Nachdem bisher bei den Autorentheatertagen in Berlin die Autorinnen immer zufriedenstellend vertreten waren, gab es in diesem Jahr nur ein einziges von einer Autorin verfasstes Stück unter den Gastspielen. Das DT hat dieses Defizit allerdings ausgeglichen, indem es dem Programm zwei Eigenproduktionen mit „Am Schwarzen See“ von Dea Loher und „Brandung“ von Maria Milisavlievic hinzufügte.
„Archiv des Unvollständigen“ ermöglicht den Blick in ein Studio, in dem mit den Grenzen der Sprache experimentiert wird. Liebeserklärungen werden hinterfragt, Beileidsbekundungen und Trostworte am Sterbebett wieder und wieder geprobt. In Extremsituationen verschlägt es Menschen die Sprache oder sie greifen auf abgenutzte, bedeutungslos gewordene Wendungen zurück. In solchen Fällen müssen andere Formen der Kommunikation gefunden werden, wobei die Musik sich als hilfreich erweist, die, von Bach bis Freddy Quinn, in dieser Inszenierung zu Gehör gebracht wird.

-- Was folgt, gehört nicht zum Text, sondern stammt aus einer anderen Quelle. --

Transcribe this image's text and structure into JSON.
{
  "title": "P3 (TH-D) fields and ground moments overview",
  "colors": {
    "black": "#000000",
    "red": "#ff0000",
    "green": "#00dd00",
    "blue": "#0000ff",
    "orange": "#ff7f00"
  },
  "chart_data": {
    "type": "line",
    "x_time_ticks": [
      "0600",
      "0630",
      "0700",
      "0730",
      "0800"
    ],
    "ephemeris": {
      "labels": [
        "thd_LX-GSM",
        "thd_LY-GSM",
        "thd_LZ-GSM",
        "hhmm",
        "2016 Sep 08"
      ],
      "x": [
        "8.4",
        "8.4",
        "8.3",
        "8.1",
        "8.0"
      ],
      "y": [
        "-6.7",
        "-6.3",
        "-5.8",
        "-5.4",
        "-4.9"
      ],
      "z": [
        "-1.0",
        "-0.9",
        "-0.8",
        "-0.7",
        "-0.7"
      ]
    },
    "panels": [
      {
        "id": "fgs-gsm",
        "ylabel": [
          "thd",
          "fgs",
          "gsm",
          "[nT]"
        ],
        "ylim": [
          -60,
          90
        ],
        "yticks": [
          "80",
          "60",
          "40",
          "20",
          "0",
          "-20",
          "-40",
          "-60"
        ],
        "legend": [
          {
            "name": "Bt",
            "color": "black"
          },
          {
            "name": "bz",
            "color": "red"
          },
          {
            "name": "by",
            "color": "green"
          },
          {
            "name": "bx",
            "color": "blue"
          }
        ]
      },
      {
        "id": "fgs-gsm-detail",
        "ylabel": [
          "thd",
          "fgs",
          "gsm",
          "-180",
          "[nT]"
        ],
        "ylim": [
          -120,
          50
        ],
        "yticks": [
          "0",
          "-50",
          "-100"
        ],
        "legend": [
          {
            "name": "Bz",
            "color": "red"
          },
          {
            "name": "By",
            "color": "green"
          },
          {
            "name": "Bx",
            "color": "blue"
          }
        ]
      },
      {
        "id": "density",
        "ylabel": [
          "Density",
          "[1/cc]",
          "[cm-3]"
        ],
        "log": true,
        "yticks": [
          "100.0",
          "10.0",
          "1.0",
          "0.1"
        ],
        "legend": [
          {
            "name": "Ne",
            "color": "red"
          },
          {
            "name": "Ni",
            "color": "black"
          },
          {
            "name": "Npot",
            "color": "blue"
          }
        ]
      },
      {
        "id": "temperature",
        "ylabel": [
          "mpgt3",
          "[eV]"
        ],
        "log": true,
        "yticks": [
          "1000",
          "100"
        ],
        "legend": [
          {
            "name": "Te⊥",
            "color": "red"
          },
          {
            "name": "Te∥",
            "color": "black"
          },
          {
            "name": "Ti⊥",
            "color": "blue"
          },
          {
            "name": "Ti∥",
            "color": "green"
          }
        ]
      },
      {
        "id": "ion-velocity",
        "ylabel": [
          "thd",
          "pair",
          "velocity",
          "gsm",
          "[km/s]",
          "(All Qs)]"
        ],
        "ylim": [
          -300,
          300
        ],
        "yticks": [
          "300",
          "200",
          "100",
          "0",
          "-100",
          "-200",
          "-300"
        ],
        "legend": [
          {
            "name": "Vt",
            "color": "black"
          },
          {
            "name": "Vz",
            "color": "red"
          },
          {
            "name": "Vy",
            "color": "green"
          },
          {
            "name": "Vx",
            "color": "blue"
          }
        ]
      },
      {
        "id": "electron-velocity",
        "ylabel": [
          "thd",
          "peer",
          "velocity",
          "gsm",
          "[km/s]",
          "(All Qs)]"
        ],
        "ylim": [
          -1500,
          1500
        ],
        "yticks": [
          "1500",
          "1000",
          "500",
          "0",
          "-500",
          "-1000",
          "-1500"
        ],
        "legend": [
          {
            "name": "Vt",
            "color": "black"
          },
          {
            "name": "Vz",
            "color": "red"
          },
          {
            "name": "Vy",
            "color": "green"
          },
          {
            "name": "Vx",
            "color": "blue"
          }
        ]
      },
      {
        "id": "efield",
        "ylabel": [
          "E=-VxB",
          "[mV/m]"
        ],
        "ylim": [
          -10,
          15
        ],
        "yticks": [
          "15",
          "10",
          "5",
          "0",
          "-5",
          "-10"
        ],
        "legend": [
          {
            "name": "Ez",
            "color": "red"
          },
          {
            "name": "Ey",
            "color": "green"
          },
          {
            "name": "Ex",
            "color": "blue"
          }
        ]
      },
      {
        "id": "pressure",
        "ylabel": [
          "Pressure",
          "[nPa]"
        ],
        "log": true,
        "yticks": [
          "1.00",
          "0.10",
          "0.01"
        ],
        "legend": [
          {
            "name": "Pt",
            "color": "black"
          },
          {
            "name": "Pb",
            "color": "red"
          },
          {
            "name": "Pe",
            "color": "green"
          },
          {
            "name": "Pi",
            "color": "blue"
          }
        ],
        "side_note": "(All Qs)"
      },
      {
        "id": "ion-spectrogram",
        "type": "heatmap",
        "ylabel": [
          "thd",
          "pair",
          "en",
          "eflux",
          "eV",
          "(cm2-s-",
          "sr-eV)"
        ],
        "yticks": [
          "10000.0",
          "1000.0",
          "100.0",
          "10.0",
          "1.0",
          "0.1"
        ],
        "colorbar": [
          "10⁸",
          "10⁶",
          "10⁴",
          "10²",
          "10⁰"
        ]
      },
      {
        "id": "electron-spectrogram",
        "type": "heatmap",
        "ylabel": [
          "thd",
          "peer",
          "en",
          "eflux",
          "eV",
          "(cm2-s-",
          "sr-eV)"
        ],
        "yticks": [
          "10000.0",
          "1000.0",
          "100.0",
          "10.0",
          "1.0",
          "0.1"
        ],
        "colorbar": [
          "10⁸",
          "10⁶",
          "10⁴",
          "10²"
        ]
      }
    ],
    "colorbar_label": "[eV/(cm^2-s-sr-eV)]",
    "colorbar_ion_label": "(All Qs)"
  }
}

Eine Schauspielerin erzählt mehrfach Anfänge von Geschichten, die sie, mit bedeutungsvollem Blick, nach wenigen Sätzen abrupt beendet. Manche Geschichten werden jedoch zu Ende erzählt wie die von den amerikanischen Zwillingen Jane und Jennifer Gibbons, die mit ihrer Weigerung zu sprechen und ihrem Leben gegen den Strom, in den 1980er Jahren Furore machten. Oder die Geschichte des amerikanischen Komponisten Charles Ives, der eine Komposition erschaffen wollte, in der das ganze Universum und alles Geschehen von Anbeginn enthalten sein sollten.
Das fünfköpfige Ensemble vom Staatstheater Oldenburg lotet das Universum der Sprache aus, und es ist ein geistreiches, phantastisches Vergnügen, ihm dabei zuzuhören.